A man, so humble, that he chose to ride public transportation from DC to Delaware every work night.

He had a reputation for being witty, he was obviously very intelligent, yet 3 days before his body fell indignantly through the air into a trash heap, Wheeler was witnessed exiting an Amtrak train in Wilmington. Over the next three days, he was encountered by witnesses disoriented, carrying one of his shoes in his hand, walking through parking garages, refusing help, yet asking for it.

And sometime, after this three day excursion, John Wheeler wound up dead in a landfill. Even while the whole time he was seen alive and alone stumbling around Wilmington, DE for days, he was within 1 mile of his home.

The police ruled his death a homicide. The medical examiner determined it was due to blunt force trauma.
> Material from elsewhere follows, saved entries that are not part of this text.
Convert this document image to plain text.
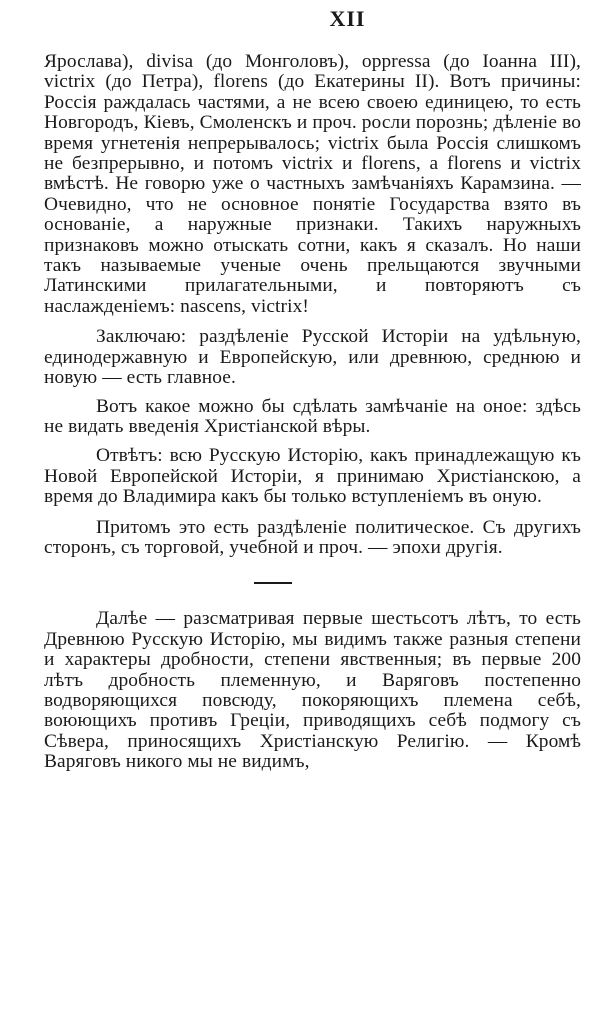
XII

Ярослава), divisa (до Монголовъ), oppressa (до Іоанна III), victrix (до Петра), florens (до Екатерины II). Вотъ причины: Россія раждалась частями, а не всею своею единицею, то есть Новгородъ, Кіевъ, Смоленскъ и проч. росли порознь; дѣленіе во время угнетенія непрерывалось; victrix была Россія слишкомъ не безпрерывно, и потомъ victrix и florens, а florens и victrix вмѣстѣ. Не говорю уже о частныхъ замѣчаніяхъ Карамзина. — Очевидно, что не основное понятіе Государства взято въ основаніе, а наружные признаки. Такихъ наружныхъ признаковъ можно отыскать сотни, какъ я сказалъ. Но наши такъ называемые ученые очень прельщаются звучными Латинскими прилагательными, и повторяютъ съ наслажденіемъ: nascens, victrix!

Заключаю: раздѣленіе Русской Исторіи на удѣльную, единодержавную и Европейскую, или древнюю, среднюю и новую — есть главное.

Вотъ какое можно бы сдѣлать замѣчаніе на оное: здѣсь не видать введенія Христіанской вѣры.

Отвѣтъ: всю Русскую Исторію, какъ принадлежащую къ Новой Европейской Исторіи, я принимаю Христіанскою, а время до Владимира какъ бы только вступленіемъ въ оную.

Притомъ это есть раздѣленіе политическое. Съ другихъ сторонъ, съ торговой, учебной и проч. — эпохи другія.

Далѣе — разсматривая первые шестьсотъ лѣтъ, то есть Древнюю Русскую Исторію, мы видимъ также разныя степени и характеры дробности, степени явственныя; въ первые 200 лѣтъ дробность племенную, и Варяговъ постепенно водворяющихся повсюду, покоряющихъ племена себѣ, воюющихъ противъ Греціи, приводящихъ себѣ подмогу съ Сѣвера, приносящихъ Христіанскую Религію. — Кромѣ Варяговъ никого мы не видимъ,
They even narrowed down the dumpster that his body would've had to come from to end up in that specific landfill to a parking lot in Newark, DE, several miles from Wilmington.

Something does not seem right about all this.

The very fact that you can Google this and the latest news on its behalf is from 2011 bothers me deeply.

I don't typically give conspiracy theories much attention, but there is something sinister about this.

About this very caring and loving man, and an important and prominent one at that.

How he could disappear so easily, from the face of the earth, in these modern times where everything is recorded, where even HE is recorded on live security video two nights before his body shows up in a landfill.

This case is very much open, and very much unsolved.

And yes, it bothers me deeply. Still.